General Elections: Why Kenyans Must be Proactive
While politicians are using all tricks available to win themselves leadership positions, interestingly, among the Maasai, a well oiled system of picking leaders has been practiced for centuries. It entails a conclave of elders sworn to secrecy and guided by clear terms of reference anchored in cultural aspects that ensure checks and balance of power. During the “Eunoto” ceremony in which Maasai elders pick the chief and spiritual leaders of a given age group in the community; the elders make use of “special forces” to select leaders from over 2,000 assembled Morans. The selection process is marked with pandemonium and falling into a trance due to the fear of the leadership burden. According to the Maasai culture, selected leaders shoulder the successes and sins of their age group. What then makes Kenya’s elective politics a preoccupation to fight over?
|Presidential candidates Photo courtesy|
Kenya, like many African countries, is a young nation whose legitimacy has been anchored on what the colonialists created and safeguarded under the international order of sovereign statehood. Aspiration to leadership has over the decades been guided by the desire to access the “spoils” or “national cake” left over by mzungu. Since leadership in the country is based on jostling for proximity to the cake and the power to share it out, leaders are not motivated to engage in nation building. Political initiatives are viewed in terms of “eating” and “sharing” the cake.
Kenya’s ethnic nations pre-existed its current sovereign state mandate. Ethnic “constitutions” buttressed with the culture of respective ethnic communities consequently compete with the nation-state (Kenya) for legitimacy, control of resources and wielding of power. Kenyans are thus faced with a scenario where the state has for the last 50 years performed dismally in protecting and assisting its citizens. The international community and related agencies have shouldered this responsibility to an extent that the nation-state simply served as an implementing agent.
In an attempt to address this predicament and hand over sovereignty to the Kenyan people, Kenyans voted in a new constitutional dispensation in August 2010. The March 4th, 2013 elections are expected to usher a historical transitional period that is meant to inculcate a cohesive sense of nationhood; shared national purpose and responsibility into the country. It is hoped that after the general elections, a new era of genuine state legitimacy, credibility, predictability and clearly defined national interest will reign. All these expectations will, however, amount to nothing unless Kenyan citizens take proactive steps to participate in processes that will put life into the new constitutional order.

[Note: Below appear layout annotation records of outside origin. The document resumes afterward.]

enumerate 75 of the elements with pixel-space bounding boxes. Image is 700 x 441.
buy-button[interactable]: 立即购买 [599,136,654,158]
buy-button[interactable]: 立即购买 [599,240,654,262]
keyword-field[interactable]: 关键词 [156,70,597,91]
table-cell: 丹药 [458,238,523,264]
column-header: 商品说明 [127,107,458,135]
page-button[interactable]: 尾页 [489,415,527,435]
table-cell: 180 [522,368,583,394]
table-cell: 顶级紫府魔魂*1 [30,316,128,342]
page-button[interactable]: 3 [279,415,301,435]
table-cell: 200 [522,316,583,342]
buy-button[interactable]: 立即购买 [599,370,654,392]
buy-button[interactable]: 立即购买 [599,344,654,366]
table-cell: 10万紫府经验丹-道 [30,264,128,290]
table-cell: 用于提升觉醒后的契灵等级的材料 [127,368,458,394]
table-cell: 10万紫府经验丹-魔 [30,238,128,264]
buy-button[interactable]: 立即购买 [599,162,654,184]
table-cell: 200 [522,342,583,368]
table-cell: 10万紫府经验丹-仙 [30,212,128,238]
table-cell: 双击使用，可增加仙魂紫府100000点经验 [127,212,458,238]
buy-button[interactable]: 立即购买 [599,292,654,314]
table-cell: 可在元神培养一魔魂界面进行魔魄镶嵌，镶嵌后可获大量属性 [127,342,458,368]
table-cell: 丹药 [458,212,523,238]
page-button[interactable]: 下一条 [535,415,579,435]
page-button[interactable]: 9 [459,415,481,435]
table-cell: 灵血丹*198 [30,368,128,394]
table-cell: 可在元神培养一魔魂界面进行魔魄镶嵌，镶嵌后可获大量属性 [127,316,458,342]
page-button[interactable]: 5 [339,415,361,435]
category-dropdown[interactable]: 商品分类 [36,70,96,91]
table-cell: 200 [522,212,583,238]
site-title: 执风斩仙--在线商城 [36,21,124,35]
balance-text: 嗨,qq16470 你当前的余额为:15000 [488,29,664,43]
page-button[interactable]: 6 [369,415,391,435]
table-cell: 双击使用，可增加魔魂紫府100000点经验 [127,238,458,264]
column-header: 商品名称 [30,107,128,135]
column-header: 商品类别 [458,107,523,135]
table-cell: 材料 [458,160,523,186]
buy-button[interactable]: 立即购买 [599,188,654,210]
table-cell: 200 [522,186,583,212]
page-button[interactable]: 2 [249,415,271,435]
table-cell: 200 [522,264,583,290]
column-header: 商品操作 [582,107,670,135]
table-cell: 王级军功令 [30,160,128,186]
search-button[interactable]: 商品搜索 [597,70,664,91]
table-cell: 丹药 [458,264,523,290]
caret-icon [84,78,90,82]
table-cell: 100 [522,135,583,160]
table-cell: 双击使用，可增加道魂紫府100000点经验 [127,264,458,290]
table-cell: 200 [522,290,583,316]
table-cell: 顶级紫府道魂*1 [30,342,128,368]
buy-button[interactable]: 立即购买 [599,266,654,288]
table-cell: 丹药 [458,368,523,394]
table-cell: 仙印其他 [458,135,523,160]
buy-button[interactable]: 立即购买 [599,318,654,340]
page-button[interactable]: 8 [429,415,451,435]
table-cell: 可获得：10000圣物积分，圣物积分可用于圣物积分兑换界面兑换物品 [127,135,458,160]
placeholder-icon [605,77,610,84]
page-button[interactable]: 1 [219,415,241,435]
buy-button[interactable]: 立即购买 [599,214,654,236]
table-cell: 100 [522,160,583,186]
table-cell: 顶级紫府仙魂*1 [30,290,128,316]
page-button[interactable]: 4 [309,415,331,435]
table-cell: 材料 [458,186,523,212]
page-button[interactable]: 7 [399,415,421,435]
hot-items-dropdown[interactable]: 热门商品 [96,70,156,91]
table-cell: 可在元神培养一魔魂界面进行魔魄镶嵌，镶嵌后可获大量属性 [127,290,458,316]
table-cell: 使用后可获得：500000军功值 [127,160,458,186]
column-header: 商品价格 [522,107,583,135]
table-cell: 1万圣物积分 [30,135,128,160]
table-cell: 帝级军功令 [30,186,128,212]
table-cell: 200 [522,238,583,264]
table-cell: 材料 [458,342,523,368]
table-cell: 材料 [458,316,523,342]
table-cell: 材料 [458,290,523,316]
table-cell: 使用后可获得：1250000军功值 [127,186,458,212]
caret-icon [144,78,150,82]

Participation in the upcoming general elections therefore is very crucial for the country to wean itself off the initial false starts after independence. It is also strategic to put to an end the culture of galvanizing populations around “eating” the national cake to “baking” new ones. Just like one reads product labels in retail stores, elective politics offer Kenyans an opportunity to check the “label” of aspiring candidates.
The country needs leaders who will embark on nation building. Nation building is not about car stickers and musical concerts – it’s about giving each Kenyan the opportunity to participate in making Kenya what it should be; a better place to live, work and prosper. It’s about inclusiveness and proactive policies to arrest the growing trend of a country divided along low, middle and upper class status in terms of access to state service delivery.
Kenyans desire leaders who recognize global trends, listen to the electorate and do not simply impose their will upon the citizenry. Tough economic times facing both developed and developing nations have escalated interventionism and watered down sovereignty driven by the fear of unplanned-for migrants flooding other independent territories. Emerging power centers such as Nigeria, Angola, Ethiopia, China, India and Latin America, among others, calls for focused leadership to enable the country navigate through the new ocean of opportunities they offer. Kenya cannot be an island in the international community. Cross border environmental challenges on energy, food and water makes it imperative for the country to play a proactive role.
The country looks forward to leaders who recognize the importance of institutions to put wind in the sails of the boats of prosperity. The Kenyan electorate should invest in leadership that will implement the new constitutional order, respect the rule of law and tap into the country’s human resource and talent as opposed to simply surrendering the drivers of prosperity to foreigners. Just the way the Maasai have their own conclave that has helped safeguard their leadership systems over the centuries; the new constitutional order gives individual Kenyan citizens an opportunity to pick the type of leadership direction they would wish this country to take.